Hence, your rendering will always be one frame extra late. Interpolation also not possible.

The common way of implementation action games is processing your logic at a fixed frame rate "_physics_process" and process your graphics at variable frame rate "_process". Therefore a defined order of execution helps. Order of apply attributes, stepping simulation and reacting to collisions is important.


Does Godot have a specification for when stepping, collision response and rendering should happen?

I have noted that e.g. GodotPhysics vs Bullet physics work differently. GodotPhysics uses _physics_process as a "late" call. While Bullet uses it as a "early" call. However Bullet has a bug where velocity is applied only next update. So in practice the stepping is 1.99 frames late - I assume this is a bug.


Any last question, how does this Patron thing work - can I vote on this with money? I could spend a few bucks on this great project.

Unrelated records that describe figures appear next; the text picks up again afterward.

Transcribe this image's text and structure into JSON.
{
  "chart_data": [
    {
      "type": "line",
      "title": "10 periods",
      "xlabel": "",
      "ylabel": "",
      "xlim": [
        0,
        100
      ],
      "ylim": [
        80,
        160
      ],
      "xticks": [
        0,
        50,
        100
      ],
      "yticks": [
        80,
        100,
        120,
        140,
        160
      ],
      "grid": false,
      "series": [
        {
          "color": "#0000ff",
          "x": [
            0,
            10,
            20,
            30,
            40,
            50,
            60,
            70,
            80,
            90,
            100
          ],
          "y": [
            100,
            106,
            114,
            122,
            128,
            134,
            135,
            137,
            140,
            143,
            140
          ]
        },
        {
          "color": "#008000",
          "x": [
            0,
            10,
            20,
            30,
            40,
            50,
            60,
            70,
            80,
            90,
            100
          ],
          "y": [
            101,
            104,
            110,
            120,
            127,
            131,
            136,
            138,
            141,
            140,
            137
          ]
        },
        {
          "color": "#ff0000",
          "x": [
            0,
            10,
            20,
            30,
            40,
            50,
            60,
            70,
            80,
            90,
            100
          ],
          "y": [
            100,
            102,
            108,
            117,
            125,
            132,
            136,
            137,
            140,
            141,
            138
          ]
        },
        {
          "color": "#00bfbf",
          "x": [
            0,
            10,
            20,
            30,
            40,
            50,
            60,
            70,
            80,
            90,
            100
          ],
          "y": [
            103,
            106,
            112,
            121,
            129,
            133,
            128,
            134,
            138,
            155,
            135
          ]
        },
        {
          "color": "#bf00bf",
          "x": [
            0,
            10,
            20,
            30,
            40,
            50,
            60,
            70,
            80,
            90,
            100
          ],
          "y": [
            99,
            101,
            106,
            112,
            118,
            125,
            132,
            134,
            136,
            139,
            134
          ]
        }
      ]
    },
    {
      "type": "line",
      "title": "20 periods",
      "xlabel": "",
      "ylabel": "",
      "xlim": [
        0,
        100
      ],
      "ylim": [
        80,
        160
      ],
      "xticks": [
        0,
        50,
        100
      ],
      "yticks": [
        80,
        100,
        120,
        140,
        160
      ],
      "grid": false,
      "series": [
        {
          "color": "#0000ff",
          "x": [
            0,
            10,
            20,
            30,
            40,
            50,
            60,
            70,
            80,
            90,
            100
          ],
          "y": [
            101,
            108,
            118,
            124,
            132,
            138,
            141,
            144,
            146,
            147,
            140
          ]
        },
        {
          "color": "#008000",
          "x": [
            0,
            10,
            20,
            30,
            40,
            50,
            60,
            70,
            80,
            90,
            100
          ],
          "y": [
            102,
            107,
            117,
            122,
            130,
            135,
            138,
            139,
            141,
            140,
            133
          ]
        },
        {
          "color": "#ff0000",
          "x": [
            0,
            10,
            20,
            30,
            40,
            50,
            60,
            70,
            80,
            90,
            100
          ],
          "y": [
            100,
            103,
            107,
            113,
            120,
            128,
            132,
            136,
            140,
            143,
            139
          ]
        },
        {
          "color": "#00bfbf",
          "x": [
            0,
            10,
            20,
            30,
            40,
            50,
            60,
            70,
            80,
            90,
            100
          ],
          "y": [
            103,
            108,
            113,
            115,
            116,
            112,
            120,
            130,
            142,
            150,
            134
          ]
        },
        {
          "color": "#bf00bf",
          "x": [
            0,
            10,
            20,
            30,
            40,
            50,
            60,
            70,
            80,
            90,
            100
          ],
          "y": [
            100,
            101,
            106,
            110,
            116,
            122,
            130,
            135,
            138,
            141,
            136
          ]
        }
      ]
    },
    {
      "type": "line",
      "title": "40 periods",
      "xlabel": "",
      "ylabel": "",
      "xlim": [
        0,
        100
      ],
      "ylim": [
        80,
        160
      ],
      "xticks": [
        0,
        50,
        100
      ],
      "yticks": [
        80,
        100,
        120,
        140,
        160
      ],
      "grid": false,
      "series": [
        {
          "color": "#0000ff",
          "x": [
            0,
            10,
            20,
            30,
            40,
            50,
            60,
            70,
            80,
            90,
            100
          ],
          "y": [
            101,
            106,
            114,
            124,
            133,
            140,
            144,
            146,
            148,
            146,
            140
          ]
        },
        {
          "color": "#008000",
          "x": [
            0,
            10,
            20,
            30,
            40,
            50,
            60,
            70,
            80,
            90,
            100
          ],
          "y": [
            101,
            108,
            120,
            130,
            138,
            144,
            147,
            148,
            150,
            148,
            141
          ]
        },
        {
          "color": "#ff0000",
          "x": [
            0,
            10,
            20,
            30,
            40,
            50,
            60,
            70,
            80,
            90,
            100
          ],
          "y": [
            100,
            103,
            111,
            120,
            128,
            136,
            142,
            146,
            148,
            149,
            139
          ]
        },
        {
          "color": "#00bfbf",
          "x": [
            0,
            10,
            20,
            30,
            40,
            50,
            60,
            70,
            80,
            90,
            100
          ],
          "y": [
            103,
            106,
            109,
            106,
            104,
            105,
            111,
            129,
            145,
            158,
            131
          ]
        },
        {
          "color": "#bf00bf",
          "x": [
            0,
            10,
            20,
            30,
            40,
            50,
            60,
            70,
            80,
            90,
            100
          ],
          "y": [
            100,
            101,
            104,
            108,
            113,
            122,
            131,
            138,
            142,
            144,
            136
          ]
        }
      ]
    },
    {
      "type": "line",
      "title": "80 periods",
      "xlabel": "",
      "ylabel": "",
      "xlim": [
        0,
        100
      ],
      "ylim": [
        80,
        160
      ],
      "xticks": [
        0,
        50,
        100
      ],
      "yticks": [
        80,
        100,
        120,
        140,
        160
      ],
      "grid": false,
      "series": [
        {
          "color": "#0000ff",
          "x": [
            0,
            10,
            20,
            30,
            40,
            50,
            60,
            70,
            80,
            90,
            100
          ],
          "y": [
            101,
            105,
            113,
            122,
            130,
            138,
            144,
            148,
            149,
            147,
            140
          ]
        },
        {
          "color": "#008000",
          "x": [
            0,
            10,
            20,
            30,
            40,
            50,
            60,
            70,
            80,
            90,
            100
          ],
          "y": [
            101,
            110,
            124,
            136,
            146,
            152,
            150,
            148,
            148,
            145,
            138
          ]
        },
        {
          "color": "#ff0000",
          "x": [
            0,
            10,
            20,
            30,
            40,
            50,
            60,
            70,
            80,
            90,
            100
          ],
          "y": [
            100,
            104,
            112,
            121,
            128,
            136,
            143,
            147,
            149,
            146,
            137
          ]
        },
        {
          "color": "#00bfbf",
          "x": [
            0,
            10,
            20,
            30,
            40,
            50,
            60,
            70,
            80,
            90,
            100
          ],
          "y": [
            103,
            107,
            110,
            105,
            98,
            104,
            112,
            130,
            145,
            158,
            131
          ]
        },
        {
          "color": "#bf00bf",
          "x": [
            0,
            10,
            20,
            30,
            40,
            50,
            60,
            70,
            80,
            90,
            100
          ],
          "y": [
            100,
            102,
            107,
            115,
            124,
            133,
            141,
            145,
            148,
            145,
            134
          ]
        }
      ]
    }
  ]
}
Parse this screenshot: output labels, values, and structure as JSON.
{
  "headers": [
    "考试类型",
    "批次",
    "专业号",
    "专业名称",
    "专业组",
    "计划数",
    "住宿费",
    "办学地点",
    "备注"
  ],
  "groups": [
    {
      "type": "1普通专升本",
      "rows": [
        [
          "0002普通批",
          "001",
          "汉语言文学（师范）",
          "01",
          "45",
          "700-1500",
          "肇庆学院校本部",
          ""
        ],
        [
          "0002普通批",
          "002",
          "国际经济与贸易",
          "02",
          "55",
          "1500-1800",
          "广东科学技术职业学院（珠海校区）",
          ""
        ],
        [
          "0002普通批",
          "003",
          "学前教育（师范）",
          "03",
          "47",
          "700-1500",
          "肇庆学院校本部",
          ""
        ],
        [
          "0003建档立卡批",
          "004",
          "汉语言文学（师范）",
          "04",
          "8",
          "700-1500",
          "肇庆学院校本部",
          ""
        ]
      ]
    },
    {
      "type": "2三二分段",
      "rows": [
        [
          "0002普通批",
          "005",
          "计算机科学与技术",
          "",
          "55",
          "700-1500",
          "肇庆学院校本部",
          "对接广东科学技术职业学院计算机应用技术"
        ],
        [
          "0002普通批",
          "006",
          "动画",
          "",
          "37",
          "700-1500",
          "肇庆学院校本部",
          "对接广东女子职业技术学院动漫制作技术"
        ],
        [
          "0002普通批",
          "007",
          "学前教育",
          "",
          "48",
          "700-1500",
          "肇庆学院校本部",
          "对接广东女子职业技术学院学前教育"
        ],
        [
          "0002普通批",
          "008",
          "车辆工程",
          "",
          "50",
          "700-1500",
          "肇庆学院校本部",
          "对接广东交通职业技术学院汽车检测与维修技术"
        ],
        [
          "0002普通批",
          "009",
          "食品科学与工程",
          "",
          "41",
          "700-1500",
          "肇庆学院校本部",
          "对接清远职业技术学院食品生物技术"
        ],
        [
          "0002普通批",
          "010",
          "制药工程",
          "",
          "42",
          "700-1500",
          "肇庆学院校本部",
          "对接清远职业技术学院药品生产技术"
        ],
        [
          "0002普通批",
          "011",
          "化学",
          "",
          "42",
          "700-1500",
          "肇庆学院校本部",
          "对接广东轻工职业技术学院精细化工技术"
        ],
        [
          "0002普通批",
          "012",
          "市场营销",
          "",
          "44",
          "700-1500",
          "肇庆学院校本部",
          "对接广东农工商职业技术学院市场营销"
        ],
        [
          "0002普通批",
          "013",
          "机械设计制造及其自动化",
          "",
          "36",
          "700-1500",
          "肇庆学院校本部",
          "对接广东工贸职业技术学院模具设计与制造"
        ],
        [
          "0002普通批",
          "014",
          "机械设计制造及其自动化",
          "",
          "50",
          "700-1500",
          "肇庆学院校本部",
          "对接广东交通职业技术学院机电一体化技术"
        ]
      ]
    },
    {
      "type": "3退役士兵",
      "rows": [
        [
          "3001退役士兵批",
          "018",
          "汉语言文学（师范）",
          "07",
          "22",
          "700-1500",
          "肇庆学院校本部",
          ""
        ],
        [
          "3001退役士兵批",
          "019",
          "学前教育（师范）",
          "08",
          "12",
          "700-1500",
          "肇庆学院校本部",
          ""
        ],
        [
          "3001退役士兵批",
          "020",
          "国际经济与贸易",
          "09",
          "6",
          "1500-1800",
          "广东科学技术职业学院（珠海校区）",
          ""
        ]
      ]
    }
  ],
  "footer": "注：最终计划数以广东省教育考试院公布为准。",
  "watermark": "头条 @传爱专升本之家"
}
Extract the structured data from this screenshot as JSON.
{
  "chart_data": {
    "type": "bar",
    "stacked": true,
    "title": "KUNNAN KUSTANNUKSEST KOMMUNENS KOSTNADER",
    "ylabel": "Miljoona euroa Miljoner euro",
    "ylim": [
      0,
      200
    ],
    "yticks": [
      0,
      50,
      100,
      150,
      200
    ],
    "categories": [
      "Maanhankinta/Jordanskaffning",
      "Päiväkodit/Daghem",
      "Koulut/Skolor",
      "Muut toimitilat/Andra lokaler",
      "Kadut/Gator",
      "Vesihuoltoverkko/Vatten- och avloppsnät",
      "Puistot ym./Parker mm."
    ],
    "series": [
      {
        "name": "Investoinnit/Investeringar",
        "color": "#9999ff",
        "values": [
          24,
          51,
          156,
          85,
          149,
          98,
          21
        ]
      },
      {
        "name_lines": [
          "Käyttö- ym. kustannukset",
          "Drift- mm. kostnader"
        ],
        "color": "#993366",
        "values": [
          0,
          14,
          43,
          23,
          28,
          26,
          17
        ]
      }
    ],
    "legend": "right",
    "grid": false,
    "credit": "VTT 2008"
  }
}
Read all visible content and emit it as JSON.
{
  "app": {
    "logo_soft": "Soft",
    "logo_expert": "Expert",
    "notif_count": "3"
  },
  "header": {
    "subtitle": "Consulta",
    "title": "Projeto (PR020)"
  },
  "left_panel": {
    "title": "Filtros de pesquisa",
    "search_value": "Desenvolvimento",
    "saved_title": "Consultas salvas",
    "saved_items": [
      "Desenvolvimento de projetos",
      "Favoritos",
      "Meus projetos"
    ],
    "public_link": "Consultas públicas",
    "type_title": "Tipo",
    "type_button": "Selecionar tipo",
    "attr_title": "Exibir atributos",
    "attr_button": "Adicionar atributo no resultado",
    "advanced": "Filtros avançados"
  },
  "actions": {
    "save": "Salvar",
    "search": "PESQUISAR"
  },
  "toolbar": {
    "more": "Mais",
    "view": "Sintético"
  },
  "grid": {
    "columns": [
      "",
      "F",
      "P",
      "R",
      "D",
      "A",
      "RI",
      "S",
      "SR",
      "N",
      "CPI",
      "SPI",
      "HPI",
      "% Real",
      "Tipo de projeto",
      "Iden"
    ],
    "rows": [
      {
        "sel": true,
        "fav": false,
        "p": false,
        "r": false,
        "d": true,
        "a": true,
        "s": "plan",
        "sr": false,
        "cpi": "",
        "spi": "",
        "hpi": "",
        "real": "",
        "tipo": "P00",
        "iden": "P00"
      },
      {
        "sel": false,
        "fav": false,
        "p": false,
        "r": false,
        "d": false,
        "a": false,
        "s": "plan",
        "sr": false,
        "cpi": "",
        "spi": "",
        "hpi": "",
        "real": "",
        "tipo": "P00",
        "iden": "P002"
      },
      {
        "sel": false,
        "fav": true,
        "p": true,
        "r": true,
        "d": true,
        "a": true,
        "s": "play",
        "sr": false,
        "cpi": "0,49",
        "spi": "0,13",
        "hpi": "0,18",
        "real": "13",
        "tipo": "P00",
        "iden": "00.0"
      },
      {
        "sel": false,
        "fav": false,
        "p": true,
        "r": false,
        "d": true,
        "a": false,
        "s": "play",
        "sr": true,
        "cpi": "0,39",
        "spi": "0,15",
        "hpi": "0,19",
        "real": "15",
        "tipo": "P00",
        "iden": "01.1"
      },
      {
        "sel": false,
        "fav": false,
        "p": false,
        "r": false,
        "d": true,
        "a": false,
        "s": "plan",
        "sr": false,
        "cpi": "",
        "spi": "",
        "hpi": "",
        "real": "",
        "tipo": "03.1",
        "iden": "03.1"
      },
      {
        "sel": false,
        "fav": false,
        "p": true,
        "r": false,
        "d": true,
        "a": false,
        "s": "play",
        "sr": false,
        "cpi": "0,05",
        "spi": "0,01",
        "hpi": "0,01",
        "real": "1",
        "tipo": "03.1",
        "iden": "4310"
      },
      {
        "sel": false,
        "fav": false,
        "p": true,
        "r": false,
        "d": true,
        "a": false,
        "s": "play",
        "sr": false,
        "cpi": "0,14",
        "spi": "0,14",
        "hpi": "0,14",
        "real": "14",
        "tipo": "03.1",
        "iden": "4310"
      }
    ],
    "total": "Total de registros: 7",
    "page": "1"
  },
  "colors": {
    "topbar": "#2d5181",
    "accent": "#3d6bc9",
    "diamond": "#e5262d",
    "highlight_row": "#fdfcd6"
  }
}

sean256 commented 4 years ago

Something like this could help a lot for a project I'm working on. I need a way to calculate all forces that were applied to an object and this just might make that work.

ghost commented 3 years ago

This would be nice in gameservers situation when you need to update all of the entity positions first before sending the updated states to all clients.

Calinou commented 3 years ago

Feature and improvement proposals for the Godot Engine are now being discussed and reviewed in a dedicated Godot Improvement Proposals (GIP) (godotengine/godot-proposals) issue tracker. The GIP tracker has a detailed issue template designed so that proposals include all the relevant information to start a productive discussion and help the community assess the validity of the proposal for the engine.

The main (godotengine/godot) tracker is now solely dedicated to bug reports and Pull Requests, enabling contributors to have a better focus on bug fixing work. Therefore, we are now closing all older feature proposals on the main issue tracker.

If you are interested in this feature proposal, please open a new proposal on the GIP tracker following the given issue template (after checking that it doesn't exist already). Be sure to reference this closed issue if it includes any relevant discussion (which you are also encouraged to summarize in the new proposal). Thanks in advance!